FIG. 5A illustrates a flow diagram of a method 500, according to example embodiments. Referring to FIG. 5A, in 501, the method may include receiving a geographic map that comprises tasks assigned to a plurality of vehicles, and routes for the plurality of vehicles to follow to perform the tasks. In 502, the method may include clustering the routes into a plurality of subsets of routes based on travel times from geographic locations of the routes in the geographic map, wherein each subset of routes corresponds to a different geographic location. In 503, the method may include executing a large neighborhood search (LNS) on the plurality of subsets of routes to generate a plurality of modified subsets of routes for the plurality of vehicles to follow to perform the tasks. In 504, the method may include updating the geographic map based on the plurality of modified subsets of routes. In 505, the method may include dispatching the tasks to the plurality of vehicles via a communication channel based on the updated geographic map.

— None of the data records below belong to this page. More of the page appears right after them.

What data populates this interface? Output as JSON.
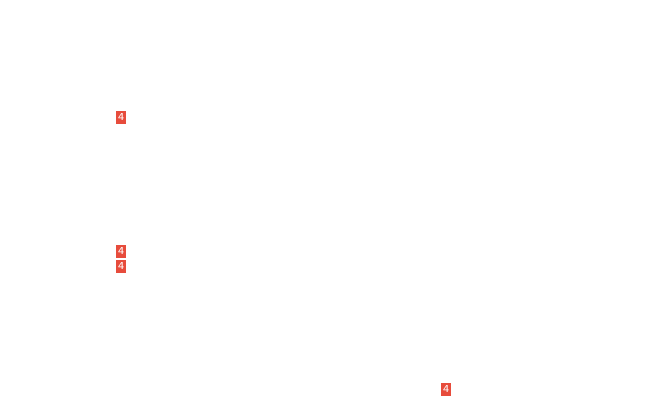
{
  "page": {
    "background_color": "#ffffff"
  },
  "colors": {
    "badge_background": "#e74c3c",
    "badge_text": "#ffffff"
  },
  "badges": [
    {
      "label": "4"
    },
    {
      "label": "4"
    },
    {
      "label": "4"
    },
    {
      "label": "4"
    }
  ]
}
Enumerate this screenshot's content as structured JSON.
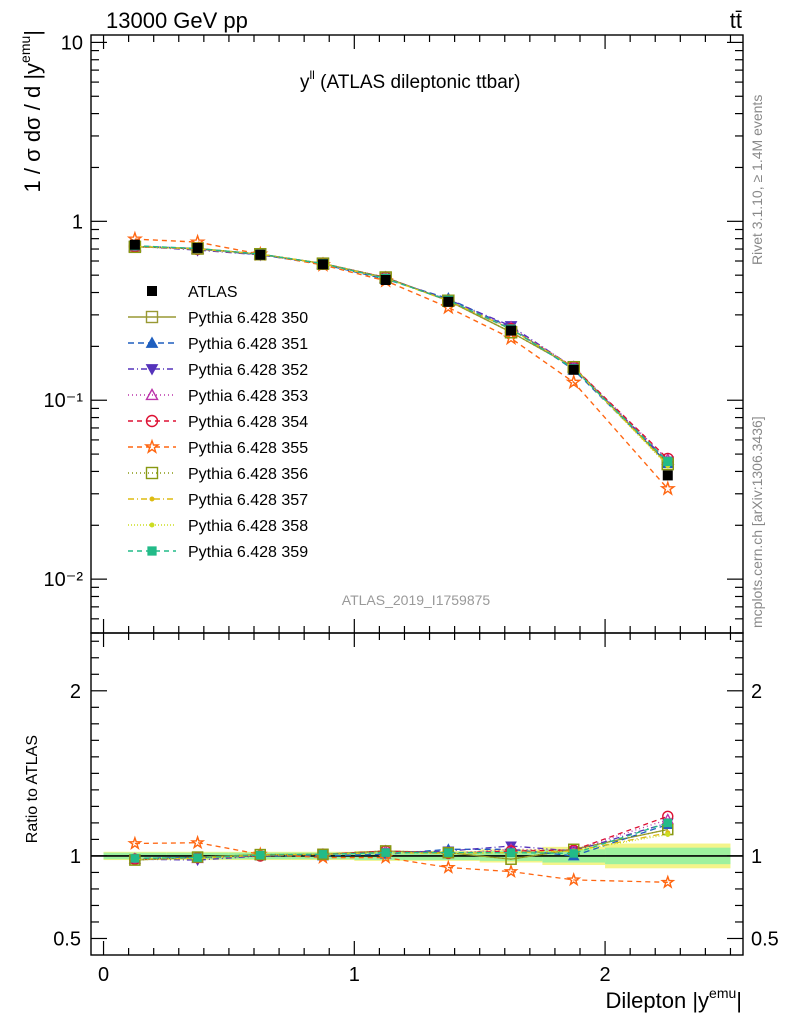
{
  "header": {
    "energy_label": "13000 GeV pp",
    "process_label": "tt̄"
  },
  "side_text": {
    "rivet": "Rivet 3.1.10, ≥ 1.4M events",
    "source": "mcplots.cern.ch [arXiv:1306.3436]"
  },
  "chart_data": [
    {
      "type": "line",
      "panel": "main",
      "title": "y^ll (ATLAS dileptonic ttbar)",
      "title_main": "y",
      "title_sup": "ll",
      "title_rest": " (ATLAS dileptonic ttbar)",
      "analysis_label": "ATLAS_2019_I1759875",
      "ylabel": "1 / σ  dσ / d |y^emu|",
      "ylabel_main": "1 / σ  dσ / d |y",
      "ylabel_sup": "emu",
      "ylabel_end": "|",
      "yscale": "log",
      "ylim": [
        0.005,
        11
      ],
      "xlim": [
        -0.05,
        2.55
      ],
      "yticks": [
        "10",
        "1",
        "10⁻¹",
        "10⁻²"
      ],
      "legend_position": "left-middle",
      "x": [
        0.125,
        0.375,
        0.625,
        0.875,
        1.125,
        1.375,
        1.625,
        1.875,
        2.25
      ],
      "data": {
        "name": "ATLAS",
        "values": [
          0.74,
          0.71,
          0.65,
          0.575,
          0.47,
          0.355,
          0.245,
          0.148,
          0.038
        ]
      },
      "series": [
        {
          "name": "Pythia 6.428 350",
          "color": "#999933",
          "marker": "square-open",
          "dash": "solid",
          "values": [
            0.72,
            0.705,
            0.655,
            0.58,
            0.485,
            0.36,
            0.24,
            0.153,
            0.044
          ]
        },
        {
          "name": "Pythia 6.428 351",
          "color": "#1f5fbf",
          "marker": "triangle-up",
          "dash": "6,4",
          "values": [
            0.73,
            0.7,
            0.65,
            0.575,
            0.475,
            0.37,
            0.255,
            0.148,
            0.0445
          ]
        },
        {
          "name": "Pythia 6.428 352",
          "color": "#5533bb",
          "marker": "triangle-down",
          "dash": "6,3,1,3",
          "values": [
            0.725,
            0.69,
            0.65,
            0.58,
            0.48,
            0.365,
            0.26,
            0.152,
            0.0455
          ]
        },
        {
          "name": "Pythia 6.428 353",
          "color": "#bb33aa",
          "marker": "triangle-up-open",
          "dash": "1,3",
          "values": [
            0.725,
            0.7,
            0.655,
            0.58,
            0.485,
            0.36,
            0.255,
            0.153,
            0.0465
          ]
        },
        {
          "name": "Pythia 6.428 354",
          "color": "#dd1133",
          "marker": "circle-open",
          "dash": "5,4",
          "values": [
            0.725,
            0.7,
            0.655,
            0.58,
            0.485,
            0.36,
            0.25,
            0.153,
            0.047
          ]
        },
        {
          "name": "Pythia 6.428 355",
          "color": "#ff6611",
          "marker": "star-open",
          "dash": "5,4",
          "values": [
            0.795,
            0.765,
            0.655,
            0.57,
            0.465,
            0.33,
            0.222,
            0.126,
            0.032
          ]
        },
        {
          "name": "Pythia 6.428 356",
          "color": "#889911",
          "marker": "square-open",
          "dash": "1,3",
          "values": [
            0.72,
            0.705,
            0.655,
            0.58,
            0.485,
            0.36,
            0.24,
            0.153,
            0.044
          ]
        },
        {
          "name": "Pythia 6.428 357",
          "color": "#ddbb11",
          "marker": "small-dot",
          "dash": "6,3,1,3",
          "values": [
            0.725,
            0.7,
            0.655,
            0.58,
            0.48,
            0.36,
            0.25,
            0.152,
            0.0435
          ]
        },
        {
          "name": "Pythia 6.428 358",
          "color": "#ccdd22",
          "marker": "small-dot",
          "dash": "1,2",
          "values": [
            0.725,
            0.7,
            0.655,
            0.58,
            0.48,
            0.36,
            0.25,
            0.152,
            0.043
          ]
        },
        {
          "name": "Pythia 6.428 359",
          "color": "#22bb88",
          "marker": "square-filled",
          "dash": "5,4",
          "values": [
            0.73,
            0.705,
            0.655,
            0.58,
            0.48,
            0.362,
            0.25,
            0.15,
            0.0455
          ]
        }
      ]
    },
    {
      "type": "line",
      "panel": "ratio",
      "ylabel": "Ratio to ATLAS",
      "xlabel": "Dilepton |y^emu|",
      "xlabel_main": "Dilepton |y",
      "xlabel_sup": "emu",
      "xlabel_end": "|",
      "ylim": [
        0.4,
        2.35
      ],
      "xlim": [
        -0.05,
        2.55
      ],
      "xticks": [
        "0",
        "1",
        "2"
      ],
      "yticks": [
        "0.5",
        "1",
        "2"
      ],
      "band_edges": [
        0,
        0.25,
        0.5,
        0.75,
        1.0,
        1.25,
        1.5,
        1.75,
        2.0,
        2.5
      ],
      "band_inner": [
        0.02,
        0.02,
        0.02,
        0.02,
        0.025,
        0.025,
        0.03,
        0.04,
        0.05
      ],
      "band_outer": [
        0.025,
        0.025,
        0.025,
        0.025,
        0.03,
        0.03,
        0.04,
        0.055,
        0.075
      ],
      "ratios": [
        [
          0.975,
          0.993,
          1.008,
          1.01,
          1.03,
          1.02,
          0.98,
          1.04,
          1.16
        ],
        [
          0.985,
          0.99,
          1.0,
          1.0,
          1.01,
          1.04,
          1.04,
          1.0,
          1.19
        ],
        [
          0.98,
          0.975,
          1.0,
          1.01,
          1.02,
          1.03,
          1.06,
          1.03,
          1.2
        ],
        [
          0.98,
          0.985,
          1.005,
          1.01,
          1.03,
          1.015,
          1.04,
          1.035,
          1.22
        ],
        [
          0.98,
          0.99,
          1.0,
          1.01,
          1.03,
          1.015,
          1.03,
          1.035,
          1.24
        ],
        [
          1.075,
          1.08,
          1.01,
          0.99,
          0.99,
          0.93,
          0.905,
          0.855,
          0.84
        ],
        [
          0.975,
          0.993,
          1.008,
          1.01,
          1.03,
          1.02,
          0.98,
          1.04,
          1.16
        ],
        [
          0.98,
          0.985,
          1.005,
          1.01,
          1.02,
          1.015,
          1.02,
          1.03,
          1.14
        ],
        [
          0.98,
          0.985,
          1.005,
          1.01,
          1.02,
          1.015,
          1.02,
          1.03,
          1.13
        ],
        [
          0.985,
          0.99,
          1.005,
          1.01,
          1.02,
          1.02,
          1.02,
          1.015,
          1.2
        ]
      ]
    }
  ]
}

FIG. 5B illustrates a flow diagram of a method 510, according to example embodiments. Referring to FIG. 5B, in 511, the method may include identifying geographic centers of the routes based on geographic coordinates of the routes calculated from drive time, and clustering the routes into the plurality of subsets of routes based on the geographic centers of the routes. In 512, the method may include removing one or more tasks from a first position of a route and annealing the one or more tasks to a second position of the route to generate a modified route based on execution of the LNS.

In 513, the method may include determining that the modified route is more efficient than the route based on at least one of a travel time difference and a number of overall tasks difference between the route and the modified route, and in response, generating the updated geographic map to include the modified route. In 514, the method may include inserting the one or more tasks at the second position of the route based on execution of at least one of a greedy algorithm and a regret algorithm. In 515, the method may include simultaneously executing a plurality of instances of the LNS on the plurality of subsets of routes using a plurality of different processing cores, respectively, to generate the plurality of modified subsets of routes. In 516, the method may include retrieving attributes of the tasks from a database, wherein the executing further comprises executing the LNS on the attributes to generate the plurality of modified subsets of routes.

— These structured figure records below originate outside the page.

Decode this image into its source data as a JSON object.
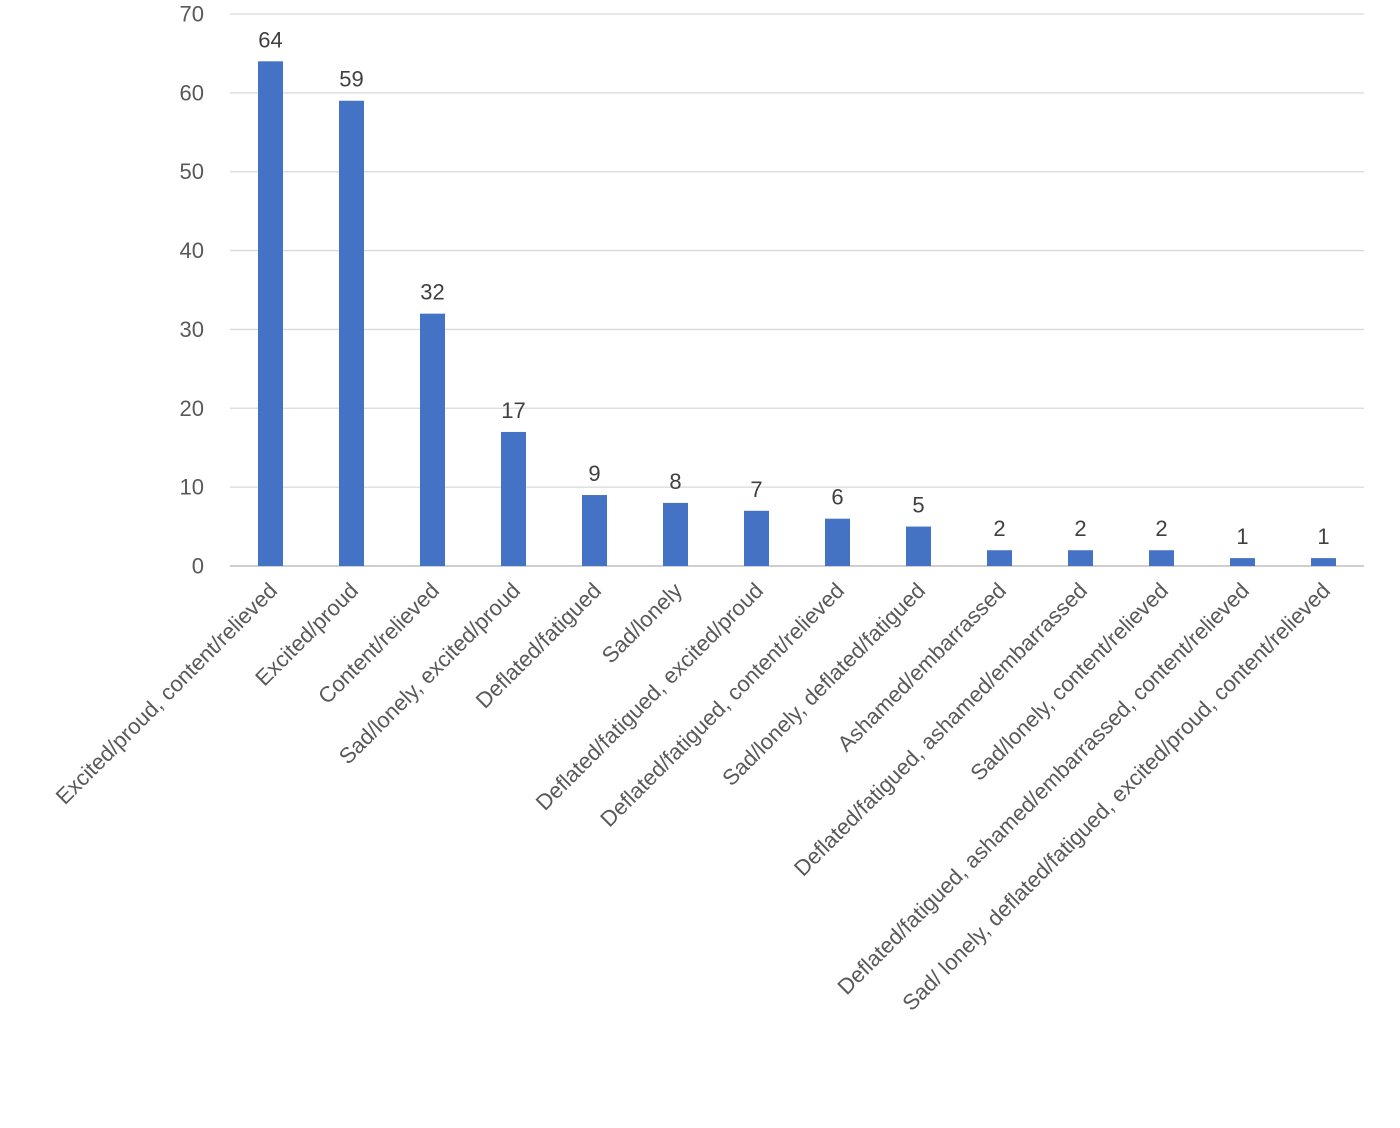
{
  "chart_data": {
    "type": "bar",
    "title": "",
    "xlabel": "",
    "ylabel": "",
    "ylim": [
      0,
      70
    ],
    "yticks": [
      0,
      10,
      20,
      30,
      40,
      50,
      60,
      70
    ],
    "grid": true,
    "legend": "none",
    "colors": {
      "bar": "#4472C4"
    },
    "categories": [
      "Excited/proud, content/relieved",
      "Excited/proud",
      "Content/relieved",
      "Sad/lonely, excited/proud",
      "Deflated/fatigued",
      "Sad/lonely",
      "Deflated/fatigued, excited/proud",
      "Deflated/fatigued, content/relieved",
      "Sad/lonely, deflated/fatigued",
      "Ashamed/embarrassed",
      "Deflated/fatigued, ashamed/embarrassed",
      "Sad/lonely, content/relieved",
      "Deflated/fatigued, ashamed/embarrassed, content/relieved",
      "Sad/ lonely, deflated/fatigued, excited/proud, content/relieved"
    ],
    "values": [
      64,
      59,
      32,
      17,
      9,
      8,
      7,
      6,
      5,
      2,
      2,
      2,
      1,
      1
    ]
  }
}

The above embodiments may be implemented in hardware, in a computer program executed by a processor, in firmware, or in a combination of the above. A computer program may be embodied on a computer readable medium, such as a storage medium. For example, a computer program may reside in random access memory (“RAM”), flash memory, read-only memory (“ROM”), erasable programmable read-only memory (“EPROM”), electrically erasable programmable read-only memory (“EEPROM”), registers, hard disk, a removable disk, a compact disk read-only memory (“CD-ROM”), or any other form of storage medium known in the art.

An exemplary storage medium may be coupled to the processor such that the processor may read information from, and write information to, the storage medium. In the alternative, the storage medium may be integral to the processor. The processor and the storage medium may reside in an application-specific integrated circuit (“ASIC”). In the alternative, the processor and the storage medium may reside as discrete components.